The less complete BH is generally due to the inhibition of the last reductive step of the BH pathway, which for a long time was believed to be catalyzed only for few specialized (i.e., group B/
Butyrivibrio proteoclasticus strains) biohydrogenating bacteria very sensitive to the toxic effects of PUFA [
36]. Thus, the classic explanation for the more incomplete BH and trans-FA accumulations have been the effect of stress agents, often UFA, on these group B bacteria.

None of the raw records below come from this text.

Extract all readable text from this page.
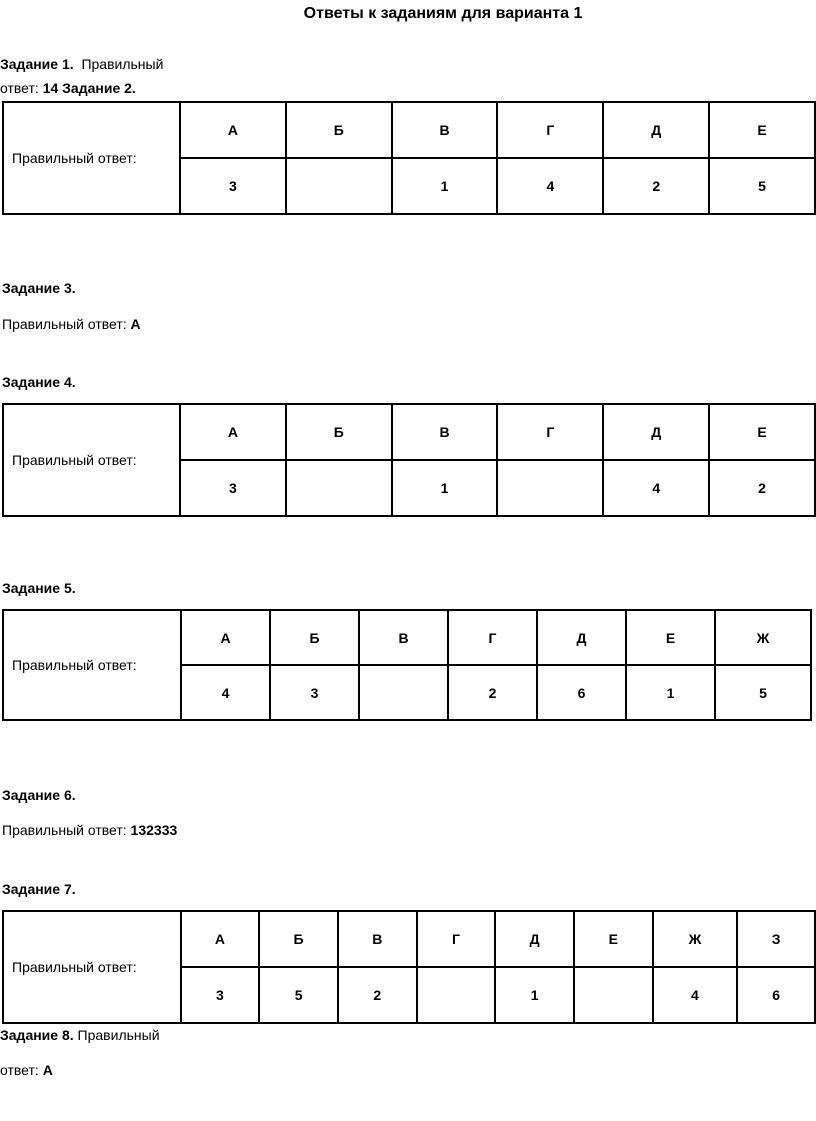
Ответы к заданиям для варианта 1
Задание 1. Правильный
ответ: 14 Задание 2.
Правильный ответ:	А	Б	В	Г	Д	Е
	3		1	4	2	5
Задание 3.
Правильный ответ: А
Задание 4.
Правильный ответ:	А	Б	В	Г	Д	Е
	3		1		4	2
Задание 5.
Правильный ответ:	А	Б	В	Г	Д	Е	Ж
	4	3		2	6	1	5
Задание 6.
Правильный ответ: 132333
Задание 7.
Правильный ответ:	А	Б	В	Г	Д	Е	Ж	З
	3	5	2		1		4	6
Задание 8. Правильный
ответ: А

Nevertheless, a clear association between trans-FA accumulation and
Butyrivibrio proteoclasticus strains remains elusive [
37] and it is now evident that most biohydrogenation activity must be conducted by uncultured bacteria [
38]. An alternative explanation for the less complete BH is that increasing trans-18:1 in the rumen helps the rumen microbiota handle stress factors including high PUFA, low pH and tannins [
39,
40]. Due to its antibacterial effect, the presence of a greater 12:0 concentration in the rumen of BAO fed lambs will be a stress factor [
8,
9], leading to the accumulation of trans-18:1, even without an expressive dietary load of BH substrates.
Incorporation of trans-18:1 in membranes is a widespread stress bacterial response and cis to trans isomerization has been reported as a mechanism enabling several non-rumen gram-negative bacteria to adapt to several forms of environmental stress and permit the adaptation of membrane fluidity to change chemical or physical parameters of the cellular environment [
11,
12]. In the rumen, the BH seems to fill the role of supplying trans-18:1 to the microbial community [
39].
The increase in t11, c15-18:2 and c15-18:1 in the abomasal digesta of BAO lambs is also surprising. These FA are both exclusive intermediates of C18:3n-3 BH pathways, but the BAO diet led to the lowest intake of 18:3n-3 and of 18:3n-3 BH, which should lead to a decreased proportion of t11, c15-18:2 and c15-18:1. Nevertheless, our results seem to be consistent with those reported by Panyakaew et al. [
41], which showed that MCFA disturbed the BH of 18:3n-3 leading to an accumulation of t11, c15-18:2.